Sega Networks COO Minoru Iwaki estimates publicly that today the costs for developing a mobile game, operating it for a year and marketing it properly amount to about US$13 million. He says that adding TV promotion (which is very common in Japan for mobile apps) can cost another US$4 million.

What's My Point? The Industry Is Consolidating.

Add to this the aforementioned competition on the supply side and a demand side that is shrinking and aging (25% of Japan's population is 65 or older, falling out of the typical demographic for mobile gaming), and the result is: consolidation.

To my surprise, and this may be due to the fact that the extremely high spending ratio in Japan can keep games with relatively low user numbers afloat, consolidation has been relatively mild in this country's mobile game sector so far. Sure, the bubble popped for companies like GREE, DeNA, gumi (3903), or GungHo (3765), but the industry hasn't imploded.

It is next to impossible to "prove" and quantify such a claim, but there are signs that consolidation is picking up steam in recent months.

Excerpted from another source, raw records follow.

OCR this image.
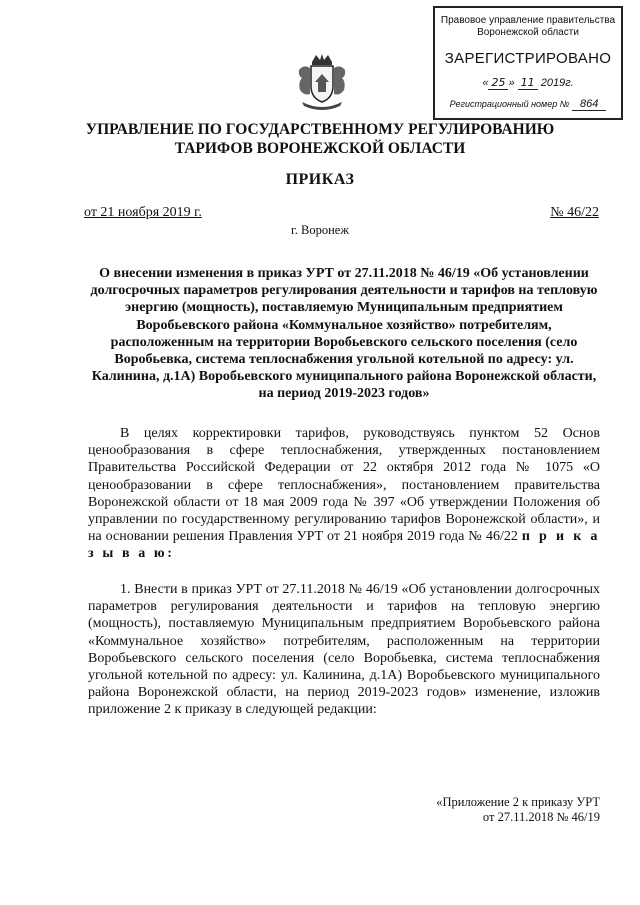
Правовое управление правительства
Воронежской области
ЗАРЕГИСТРИРОВАНО
« 25 » 11 2019г.
Регистрационный номер № 864
УПРАВЛЕНИЕ ПО ГОСУДАРСТВЕННОМУ РЕГУЛИРОВАНИЮ
ТАРИФОВ ВОРОНЕЖСКОЙ ОБЛАСТИ
ПРИКАЗ
от 21 ноября 2019 г.	№ 46/22
г. Воронеж
О внесении изменения в приказ УРТ от 27.11.2018 № 46/19 «Об установлении долгосрочных параметров регулирования деятельности и тарифов на тепловую энергию (мощность), поставляемую Муниципальным предприятием Воробьевского района «Коммунальное хозяйство» потребителям, расположенным на территории Воробьевского сельского поселения (село Воробьевка, система теплоснабжения угольной котельной по адресу: ул. Калинина, д.1А) Воробьевского муниципального района Воронежской области, на период 2019-2023 годов»
В целях корректировки тарифов, руководствуясь пунктом 52 Основ ценообразования в сфере теплоснабжения, утвержденных постановлением Правительства Российской Федерации от 22 октября 2012 года № 1075 «О ценообразовании в сфере теплоснабжения», постановлением правительства Воронежской области от 18 мая 2009 года № 397 «Об утверждении Положения об управлении по государственному регулированию тарифов Воронежской области», и на основании решения Правления УРТ от 21 ноября 2019 года № 46/22 п р и к а з ы в а ю:
1. Внести в приказ УРТ от 27.11.2018 № 46/19 «Об установлении долгосрочных параметров регулирования деятельности и тарифов на тепловую энергию (мощность), поставляемую Муниципальным предприятием Воробьевского района «Коммунальное хозяйство» потребителям, расположенным на территории Воробьевского сельского поселения (село Воробьевка, система теплоснабжения угольной котельной по адресу: ул. Калинина, д.1А) Воробьевского муниципального района Воронежской области, на период 2019-2023 годов» изменение, изложив приложение 2 к приказу в следующей редакции:
«Приложение 2 к приказу УРТ
от 27.11.2018 № 46/19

Here are just a few examples of what has been going on just recently:

  • in October 2015, it was made public that Japanese web behemoth GMO (9449) closed a total of five smartphone game subsidiaries at the same time (TinMachine, Mallow Entertainment, Gamelores, Ambai, and Claymore)

  • in early January 2016, smartphone game makers KLab (3656) and Broccoli (2706) announced a business alliance under which the two partners will develop apps together

  • on January 5, Tokyo- and Singapore-based mobile game developer Nubee closed all operations

  • on the same day, developer Kaga Create said it also closed operations and stopped supporting its five mobile games

  • on January 26, Capcom (9697) said it will roll its US- and Japan-based mobile gaming services into one (Beeline and Capcom proper's mobile business will be led by a single CEO starting April 1)

  • on the same day, Crooz (2138) announced it will disband subsidiary weber (established just in March 2015 to develop IP-based games) on April 1

  • etc. etc.

Apart from these concrete, "operational" indicators (the list could go on), there is also a range of strategic ones that all point to a further consolidating Japanese mobile game industry.

The Industry Is Also Changing Structurally

First and foremost, the number of new startups founded in this space in the last 2-3 years can be counted with two hands - which is no surprise, given that VCs in Japan, too, don't invest in such companies anymore.

Secondly, Japan's big developers have all been trimming down their international operations in recent years. Powerhouse CyberAgent (4751), for example, completely shut down its office in San Francisco and is only present through subsidiary CyberZ in the US now.

GREE made headlines last year when it laid off 1/3 of its American workforce in one swoop. Multiple other Japanese companies silently closed offices in Asia and other places to refocus on the local market and cut costs. There are counter-examples, such as Mixi (2121) or Colopl (3668, a relatively new contender in the US), but the overall trend is clear.

As a third "strategic" indicator, my personal observation is that Japanese developers don't refrain from simply shutting down games whose KPI don't work anymore. While sunsetting non-performing titles is standard procedure since the start of the industry, such cases are getting more frequent.

This month alone, major companies such as Bandai Namco (7832), Sony subsidiary Aniplex, Koei Tecmo (3635), Sega (6460), Mobcast (3664), Taito, CyberAgent, or Marvelous (7844) said they will stop supporting one or even several apps in the next few weeks.

And as one final such indicator, it has has become common in the last 1-3 years to reduce the number of prototypes that are turned into actual games. The move away from a "shotgun" approach to focus isn't surprising, given the competitive landscape, increasingly demanding users, and the aforementioned increase in production, operational and marketing costs for mobile games in Japan.

There can be no doubt that the industry will see even more consolidation in the months and years to come.